Update and Closeout of the Paper Trade of ASYS – How Did We Do?
We made a very nice (paper trade) gain! 35% on the stock, 210% on options, details shown below
We followed the pre-established exit plan and sold our position on January 20th, in accordance with the update comments of January 11 – and we made a very nice paper trade gain, the details of which are shown below. This paper trade has been undertaken to help learn some of the stock market basics and I hope that any reader who reviews this series of trades will agree that it has been successful in meeting that objective.
In our last post of Wednesday January 11th, we commented that at $28 the stock had reached the target price last established on December 10, 2010 and were faced with a decision on what to do now that the price target had been reached with no indication that it would not continue higher. In that update, we re-stated a standard rule in the following words:
“The standard rule is to “Cut losses early, let profits run”
That is a good rule and we should follow it, meaning that we will hold the position unless it falls back in price by the amount we have established as our stop-loss position, which is about 9% at about$25.65”
So here we are, about 10 days later, to discuss the results of our paper trade that we exited on January 20th by following our own rules, well-known rules that are similar to those observed by most successful traders.
Important, have a plan and trade the plan
An important objective for learning Stock Market Basics on this website is to always have a plan for when to enter and when to exit a trade. This trade, now closed, followed a simple set of rules that are meant to minimize the inherent risks of trading. The rules established a limit to the amount of the trading stake that could be lost and allowed most of any gain that might occur to be captured. When we started with the paper trade on November 24, 2009, there was no certainty of what might happen, even though our selection of ASYS was based on favorable news, increased trading volume, a rise in price and a particular promising chart pattern.

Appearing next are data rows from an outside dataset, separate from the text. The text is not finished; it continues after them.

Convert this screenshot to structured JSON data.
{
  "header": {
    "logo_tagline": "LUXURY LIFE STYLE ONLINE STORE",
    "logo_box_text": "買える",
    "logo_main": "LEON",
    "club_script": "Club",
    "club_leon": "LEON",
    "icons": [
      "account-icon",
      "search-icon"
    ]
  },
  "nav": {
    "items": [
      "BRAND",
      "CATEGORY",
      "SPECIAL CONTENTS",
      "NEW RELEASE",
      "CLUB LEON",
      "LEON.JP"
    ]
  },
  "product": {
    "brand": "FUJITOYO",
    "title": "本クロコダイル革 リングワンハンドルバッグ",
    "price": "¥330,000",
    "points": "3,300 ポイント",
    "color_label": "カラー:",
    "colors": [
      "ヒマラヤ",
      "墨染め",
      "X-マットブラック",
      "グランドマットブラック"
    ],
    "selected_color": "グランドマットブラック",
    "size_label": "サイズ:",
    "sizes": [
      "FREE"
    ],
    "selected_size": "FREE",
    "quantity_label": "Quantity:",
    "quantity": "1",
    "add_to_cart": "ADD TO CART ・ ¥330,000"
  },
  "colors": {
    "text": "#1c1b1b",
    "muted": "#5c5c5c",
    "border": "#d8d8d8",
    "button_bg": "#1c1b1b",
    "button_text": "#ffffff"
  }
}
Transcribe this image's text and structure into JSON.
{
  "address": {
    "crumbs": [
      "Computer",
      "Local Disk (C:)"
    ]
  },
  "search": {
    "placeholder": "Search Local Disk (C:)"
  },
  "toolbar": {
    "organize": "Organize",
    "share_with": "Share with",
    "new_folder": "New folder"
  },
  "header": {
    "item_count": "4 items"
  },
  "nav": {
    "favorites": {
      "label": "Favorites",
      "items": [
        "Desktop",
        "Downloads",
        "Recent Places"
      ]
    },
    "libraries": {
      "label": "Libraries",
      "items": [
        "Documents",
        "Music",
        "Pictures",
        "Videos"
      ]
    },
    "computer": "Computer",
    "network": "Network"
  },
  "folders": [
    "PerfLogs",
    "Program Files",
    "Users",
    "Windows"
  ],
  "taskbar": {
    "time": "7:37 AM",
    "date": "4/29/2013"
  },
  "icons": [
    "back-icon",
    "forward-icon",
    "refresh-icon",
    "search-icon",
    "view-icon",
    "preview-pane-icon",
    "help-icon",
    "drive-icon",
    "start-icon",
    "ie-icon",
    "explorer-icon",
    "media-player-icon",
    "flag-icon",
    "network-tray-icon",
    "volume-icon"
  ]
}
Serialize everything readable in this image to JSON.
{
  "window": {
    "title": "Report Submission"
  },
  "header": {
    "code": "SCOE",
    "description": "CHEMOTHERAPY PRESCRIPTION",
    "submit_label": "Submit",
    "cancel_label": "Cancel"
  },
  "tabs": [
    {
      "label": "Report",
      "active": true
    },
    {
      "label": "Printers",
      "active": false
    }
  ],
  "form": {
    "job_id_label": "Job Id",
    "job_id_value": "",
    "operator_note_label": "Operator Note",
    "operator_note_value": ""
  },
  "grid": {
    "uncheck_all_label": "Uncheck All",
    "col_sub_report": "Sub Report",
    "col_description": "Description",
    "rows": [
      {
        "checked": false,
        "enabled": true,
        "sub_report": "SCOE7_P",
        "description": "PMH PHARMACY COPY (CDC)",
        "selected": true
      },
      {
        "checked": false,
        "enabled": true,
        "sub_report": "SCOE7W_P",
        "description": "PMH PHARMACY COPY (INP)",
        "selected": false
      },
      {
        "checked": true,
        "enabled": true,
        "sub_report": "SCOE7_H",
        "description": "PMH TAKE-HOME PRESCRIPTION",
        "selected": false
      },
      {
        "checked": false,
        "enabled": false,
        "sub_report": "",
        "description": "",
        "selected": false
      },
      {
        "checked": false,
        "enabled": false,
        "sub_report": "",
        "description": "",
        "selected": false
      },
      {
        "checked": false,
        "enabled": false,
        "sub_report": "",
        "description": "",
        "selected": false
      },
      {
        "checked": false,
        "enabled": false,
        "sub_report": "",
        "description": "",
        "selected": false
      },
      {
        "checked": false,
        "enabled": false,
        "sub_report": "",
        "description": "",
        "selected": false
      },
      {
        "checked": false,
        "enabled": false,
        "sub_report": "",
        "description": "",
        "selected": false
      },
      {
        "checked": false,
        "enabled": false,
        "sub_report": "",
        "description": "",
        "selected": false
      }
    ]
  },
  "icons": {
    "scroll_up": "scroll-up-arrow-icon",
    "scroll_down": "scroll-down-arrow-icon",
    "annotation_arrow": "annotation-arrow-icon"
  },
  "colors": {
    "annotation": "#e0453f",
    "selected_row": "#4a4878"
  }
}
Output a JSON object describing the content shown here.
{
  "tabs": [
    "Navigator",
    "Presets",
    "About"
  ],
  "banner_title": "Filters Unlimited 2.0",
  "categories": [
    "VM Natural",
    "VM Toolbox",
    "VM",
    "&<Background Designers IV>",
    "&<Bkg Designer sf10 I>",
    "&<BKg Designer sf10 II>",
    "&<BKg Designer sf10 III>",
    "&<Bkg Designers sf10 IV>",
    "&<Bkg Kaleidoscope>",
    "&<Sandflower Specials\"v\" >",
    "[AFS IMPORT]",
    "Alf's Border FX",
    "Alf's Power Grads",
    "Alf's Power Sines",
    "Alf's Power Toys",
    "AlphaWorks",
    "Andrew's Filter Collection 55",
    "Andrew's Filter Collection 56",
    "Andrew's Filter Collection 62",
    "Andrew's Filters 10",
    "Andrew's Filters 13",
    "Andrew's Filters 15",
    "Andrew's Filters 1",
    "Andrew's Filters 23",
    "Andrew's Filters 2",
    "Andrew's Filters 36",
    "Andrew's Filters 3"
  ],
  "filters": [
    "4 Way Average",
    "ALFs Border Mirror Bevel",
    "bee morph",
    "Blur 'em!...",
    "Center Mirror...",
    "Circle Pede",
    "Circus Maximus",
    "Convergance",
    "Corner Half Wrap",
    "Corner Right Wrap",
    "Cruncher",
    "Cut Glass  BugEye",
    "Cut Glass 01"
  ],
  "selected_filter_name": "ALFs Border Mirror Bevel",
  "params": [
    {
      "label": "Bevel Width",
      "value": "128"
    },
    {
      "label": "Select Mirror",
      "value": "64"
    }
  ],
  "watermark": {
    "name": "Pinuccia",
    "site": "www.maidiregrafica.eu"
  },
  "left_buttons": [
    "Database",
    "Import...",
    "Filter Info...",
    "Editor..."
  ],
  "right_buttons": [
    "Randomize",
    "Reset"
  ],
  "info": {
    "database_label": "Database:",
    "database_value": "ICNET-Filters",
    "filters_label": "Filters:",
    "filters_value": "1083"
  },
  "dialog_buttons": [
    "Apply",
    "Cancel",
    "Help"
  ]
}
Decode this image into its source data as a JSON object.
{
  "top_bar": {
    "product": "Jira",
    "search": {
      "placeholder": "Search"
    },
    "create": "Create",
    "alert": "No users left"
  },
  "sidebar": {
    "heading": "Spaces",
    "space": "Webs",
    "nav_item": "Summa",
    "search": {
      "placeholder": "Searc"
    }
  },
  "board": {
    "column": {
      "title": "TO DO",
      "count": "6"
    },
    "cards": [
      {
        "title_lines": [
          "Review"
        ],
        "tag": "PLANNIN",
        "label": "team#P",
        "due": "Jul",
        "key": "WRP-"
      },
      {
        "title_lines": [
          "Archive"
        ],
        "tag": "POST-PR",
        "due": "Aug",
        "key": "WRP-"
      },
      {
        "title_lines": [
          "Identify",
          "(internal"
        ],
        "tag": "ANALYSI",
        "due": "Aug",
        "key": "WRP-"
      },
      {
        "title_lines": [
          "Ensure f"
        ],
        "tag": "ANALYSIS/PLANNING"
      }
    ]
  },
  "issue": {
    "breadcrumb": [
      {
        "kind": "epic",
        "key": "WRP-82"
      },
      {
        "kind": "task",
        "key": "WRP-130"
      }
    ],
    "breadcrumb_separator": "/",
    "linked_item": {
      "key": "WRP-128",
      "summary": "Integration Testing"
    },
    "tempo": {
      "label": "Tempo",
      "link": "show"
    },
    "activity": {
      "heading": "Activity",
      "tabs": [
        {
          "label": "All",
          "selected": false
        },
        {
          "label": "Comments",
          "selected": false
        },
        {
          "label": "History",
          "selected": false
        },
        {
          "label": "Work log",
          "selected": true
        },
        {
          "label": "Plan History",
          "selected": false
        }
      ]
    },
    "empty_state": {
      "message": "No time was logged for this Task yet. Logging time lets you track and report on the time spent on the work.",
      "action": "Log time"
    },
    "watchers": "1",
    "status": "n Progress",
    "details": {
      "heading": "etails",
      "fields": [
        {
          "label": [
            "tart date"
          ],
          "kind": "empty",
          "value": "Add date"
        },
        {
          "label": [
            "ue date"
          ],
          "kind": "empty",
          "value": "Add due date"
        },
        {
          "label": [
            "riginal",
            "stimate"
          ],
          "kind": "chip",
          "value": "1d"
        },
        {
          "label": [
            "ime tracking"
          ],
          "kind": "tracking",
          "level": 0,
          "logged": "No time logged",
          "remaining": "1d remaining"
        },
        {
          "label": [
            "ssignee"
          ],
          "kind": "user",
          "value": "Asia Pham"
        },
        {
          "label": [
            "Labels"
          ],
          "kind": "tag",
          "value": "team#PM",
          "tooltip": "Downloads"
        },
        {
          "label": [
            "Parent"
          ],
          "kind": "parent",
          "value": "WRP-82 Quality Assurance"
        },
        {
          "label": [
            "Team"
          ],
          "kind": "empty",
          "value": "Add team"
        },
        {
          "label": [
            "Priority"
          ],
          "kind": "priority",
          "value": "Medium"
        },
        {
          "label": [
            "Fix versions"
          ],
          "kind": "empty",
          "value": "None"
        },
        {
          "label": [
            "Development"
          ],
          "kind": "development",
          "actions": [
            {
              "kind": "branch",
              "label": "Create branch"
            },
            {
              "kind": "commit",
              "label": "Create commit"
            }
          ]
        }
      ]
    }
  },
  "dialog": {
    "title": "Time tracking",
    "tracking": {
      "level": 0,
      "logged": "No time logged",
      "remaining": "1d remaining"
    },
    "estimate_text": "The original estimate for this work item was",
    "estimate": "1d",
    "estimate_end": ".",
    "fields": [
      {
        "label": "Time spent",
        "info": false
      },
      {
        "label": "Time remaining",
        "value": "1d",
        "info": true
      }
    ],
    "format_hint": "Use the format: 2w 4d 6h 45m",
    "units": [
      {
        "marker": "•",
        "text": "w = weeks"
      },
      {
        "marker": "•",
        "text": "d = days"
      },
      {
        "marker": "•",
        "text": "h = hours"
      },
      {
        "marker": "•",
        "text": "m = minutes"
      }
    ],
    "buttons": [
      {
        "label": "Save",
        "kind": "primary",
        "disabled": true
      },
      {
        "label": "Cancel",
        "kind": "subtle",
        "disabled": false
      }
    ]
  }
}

With this paper trading example we have followed the rules, we entered a trade on a promising stock only on a “breakout” price and have exited on a pre-established percentage “fallback” in its trading price.
For a beginning trader wishing to pick-up a few trading tips, if nothing more than those rules are learned, I contend that this Stock Market Basics Guide has made a contribution of value.
Now for the details: (Based on closing prices, not intra-day highs and lows.)
Our paper trade holdings, placed on November 24, 2010, and detailed on that date on this Stock Market Basics website were:
- 100 of ASYS at $18.84
- 2 ASYS option contracts, strike price of $17.50, with expiry date of May 2011 bought at $3.90
The stock – ASYS
ASYS had traded up to close at $29.07 on January 12, 2011, which we now know was its recent high. Our stop-loss plan called for an exit if the stock fell back by about 9%, see note above. On the 19th January the stock closed at $26.46, almost 9% down from the high, it continued down slowly the following day, below our theoretical stop-loss so we made a paper trade exit and will count the close of the day, $25.42 as the exit price – although if it were a real trade and not a paper trade the sell-price would probably have been around $26.
It should be noted that the price could again reverse and continue upward to a higher price, that is often the case for quality stocks, but our exit was triggered by the 9% fall back from it’s previous high.
The options
Our paper trade holdings of 2 options contracts, strike price of 17.50 for May expiry, closed on 20 January at $12.10
Summary of trades:
- Stock bought at $18.84 sold at $25.42 = 35% gain approximately
- Options bought at $3.90 sold at $12.10 = 210% gain approximately.
That’s very good for about 51 days in the positions.
In conclusion
This paper trade was initiated as a training exercise in order to follow the series of actions that go into making a trade for stocks and options, that does not involve a lot of work, just the need to follow the stock market action until signals are triggered that indicate action is necessary. No profit can be guaranteed, losses and gains are all part of the process of speculation, the objective is to minimize the losses and not sell a winning position too soon.
After the initial ASYS reference was made on November 15th and the chart of ASYS was posted the following day, a series of follow-up posts was published on this site. At that time we could not have known how the trade would turn out but we followed a set of rules for the stock and a set of rules for the stock options. The rules help control risk and capture possible profits but they do not guarantee that profits will occur The fluctuations of the market can make things difficult but when a winning stock candidate is identified, such as ASYS in this case, the paper trade we made shows what can happen — when we make a plan and trade according to the plan.
When taking positions in other promising stocks, it is suggested that the steps described in the posts be followed, basically:
- wait for a signal to buy in, in the case of ASYS the signal was a breakout from a prior resistance level.
- be prepared to exit the position if it falls back from an achieved high by a specified amount, we used 9%.
- Otherwise, stay with the position until it does, in the case of ASYS that was for 51 days.
- If possible also take a stock option position, we bought 2 stock options in the ASYS paper trade. And that is where we expected to make the most money – and did.
Options trading has been discussed in several other posts on Stock Market Basics Guide.